Place where the waters meet

"poem from the hand of the god of love"

(14 January 2004)


My good friend from Tampa, U., has recently been sending me one-line poem letters, including the one above. U. and I met in 1994, when we were both prep cooks at a vegetarian cafe in South Tampa. Since we were both studying at USF at the time, we coincided with weekend shifts under semi-tyrannical bosses, spending as much time as possible discussing art, literature and music while making tofu burgers, tempeh sandwiches and macrobiotic salads at the endless shifts behind the kitchen counter. At that time, Uari had recently returned from living at a Buddhist monastery in New Jersey.

I plan on posting several of U.'s poems here sometime soon. Born in Puerto Rico in the 1970s, U. was raised in Tampa. He mentioned a few years ago, while I filmed him and C. walking through Ybor City for a super-8 film project ("Agua Florida," 1995-1999), that his grandfather had built several of the "cigar worker" tin-roof houses to the West of the interstate.

Over at pamphlet I was trying to write about Ybor City when I was back in Tampa recently. Ybor has always seemed to be a ghostly section of Tampa, with so many of its abandoned or unused historic buildings. While critics have pointed to Nilo Cruz's play Anna in the Tropics as being mediocre, one thing they overlook is its location: Tampa. As a city that is often made invisible or underestimated, Tampa can seem to exist only within itself, a remote province. In that sense it can be a visionary city. I learned how to read and write in Tampa, and I lived everything that one might need to live in that city.

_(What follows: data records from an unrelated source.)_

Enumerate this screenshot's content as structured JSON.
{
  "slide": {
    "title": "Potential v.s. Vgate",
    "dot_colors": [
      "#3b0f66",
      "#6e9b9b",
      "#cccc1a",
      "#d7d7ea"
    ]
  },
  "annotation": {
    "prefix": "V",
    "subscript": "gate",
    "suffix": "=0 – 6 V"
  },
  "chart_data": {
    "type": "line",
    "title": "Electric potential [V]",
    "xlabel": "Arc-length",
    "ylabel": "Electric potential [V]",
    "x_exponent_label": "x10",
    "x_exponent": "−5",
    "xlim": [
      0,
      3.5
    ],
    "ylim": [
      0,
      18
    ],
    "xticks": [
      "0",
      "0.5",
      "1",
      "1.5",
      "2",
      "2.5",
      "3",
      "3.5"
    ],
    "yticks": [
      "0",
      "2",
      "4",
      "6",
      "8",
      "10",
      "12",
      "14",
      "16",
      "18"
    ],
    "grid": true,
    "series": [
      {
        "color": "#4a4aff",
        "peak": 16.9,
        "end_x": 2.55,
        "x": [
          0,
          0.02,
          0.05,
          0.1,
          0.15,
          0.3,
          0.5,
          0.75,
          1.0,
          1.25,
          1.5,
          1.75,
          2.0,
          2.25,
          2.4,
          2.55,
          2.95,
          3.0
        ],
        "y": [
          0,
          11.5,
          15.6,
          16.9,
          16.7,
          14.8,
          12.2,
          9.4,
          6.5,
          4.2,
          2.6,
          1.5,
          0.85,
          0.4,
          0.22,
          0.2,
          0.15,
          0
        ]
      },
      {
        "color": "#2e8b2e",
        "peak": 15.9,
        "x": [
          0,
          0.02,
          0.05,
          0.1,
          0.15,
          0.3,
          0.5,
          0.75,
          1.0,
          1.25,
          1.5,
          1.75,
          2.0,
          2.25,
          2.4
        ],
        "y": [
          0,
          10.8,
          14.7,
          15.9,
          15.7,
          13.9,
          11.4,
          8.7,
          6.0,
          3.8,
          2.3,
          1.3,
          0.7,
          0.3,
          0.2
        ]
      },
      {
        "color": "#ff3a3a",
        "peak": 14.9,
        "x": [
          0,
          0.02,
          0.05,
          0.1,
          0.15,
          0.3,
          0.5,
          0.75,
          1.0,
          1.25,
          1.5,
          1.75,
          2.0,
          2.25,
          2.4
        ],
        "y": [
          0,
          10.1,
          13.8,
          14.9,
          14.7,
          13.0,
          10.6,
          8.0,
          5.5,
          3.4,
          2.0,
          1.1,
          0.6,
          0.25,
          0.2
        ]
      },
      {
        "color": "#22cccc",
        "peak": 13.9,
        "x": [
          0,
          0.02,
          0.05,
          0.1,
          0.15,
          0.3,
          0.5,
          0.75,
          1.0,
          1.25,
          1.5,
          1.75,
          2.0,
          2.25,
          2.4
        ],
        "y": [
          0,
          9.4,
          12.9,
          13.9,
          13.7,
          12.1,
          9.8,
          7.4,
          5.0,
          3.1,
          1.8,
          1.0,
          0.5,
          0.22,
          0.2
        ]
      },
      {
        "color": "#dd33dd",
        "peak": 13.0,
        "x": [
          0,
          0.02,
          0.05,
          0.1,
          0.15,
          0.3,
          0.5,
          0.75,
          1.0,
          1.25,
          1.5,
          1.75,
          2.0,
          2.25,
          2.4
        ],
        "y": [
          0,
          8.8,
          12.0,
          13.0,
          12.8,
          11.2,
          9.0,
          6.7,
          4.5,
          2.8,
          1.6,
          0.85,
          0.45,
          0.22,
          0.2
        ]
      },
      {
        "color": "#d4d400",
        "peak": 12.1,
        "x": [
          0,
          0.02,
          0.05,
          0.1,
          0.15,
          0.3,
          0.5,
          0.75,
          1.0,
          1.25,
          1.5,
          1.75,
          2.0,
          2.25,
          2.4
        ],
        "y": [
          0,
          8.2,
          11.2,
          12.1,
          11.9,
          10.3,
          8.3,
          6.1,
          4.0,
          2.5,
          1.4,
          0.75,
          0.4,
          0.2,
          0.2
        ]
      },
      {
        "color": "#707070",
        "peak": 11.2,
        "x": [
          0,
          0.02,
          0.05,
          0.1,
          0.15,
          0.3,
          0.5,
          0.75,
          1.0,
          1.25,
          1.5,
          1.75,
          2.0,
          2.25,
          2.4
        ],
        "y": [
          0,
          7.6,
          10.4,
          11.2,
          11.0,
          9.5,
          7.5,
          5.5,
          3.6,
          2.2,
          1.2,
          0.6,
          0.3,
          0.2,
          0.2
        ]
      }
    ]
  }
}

Maybe this "blog" as a form of mythologizing cities. And we often see them through cars. Again, the machine coinciding with the human. Or, the machine writers quick at their instant publishing houses, here on (for instance) Chicha Press ("Made in E.E.U.U."). In Anna in the Tropics the unseen villain is, of course, the machines waiting to displace the lector. And, typically, I have seen no criticism that addresses the Taino elements of the play. Cruz makes an implicit link between the figure of the lector and the caciques and shamans of the Taino indians. So we're back again at invisibility, no?

In Green, Michael Stipe sings beautifully: "Let my machine talk to you..." I first listened to that under autumn trees in rural North Carolina, driving in a car with C. to the small town of Elkin. The mountains in that part of North Carolina are also visionary.


Expendable prose. I love the title that was given to Ginsberg's posthumous book of essays, Deliberate Prose. Pero esto es expendeable prose. Because I don't even have internet at home. "Thus, I have written this poem on a jet seat in mid-Heaven..." called the various libraries or internet cafes de Boston. Which require a money one doesn't own. So, the entries write themselves from a cubicle quickness. Hasta que siga siendo gratis.

An awkward prose, an easy and imitative prose. A clear prose and also a mystical prose. Poseur prose.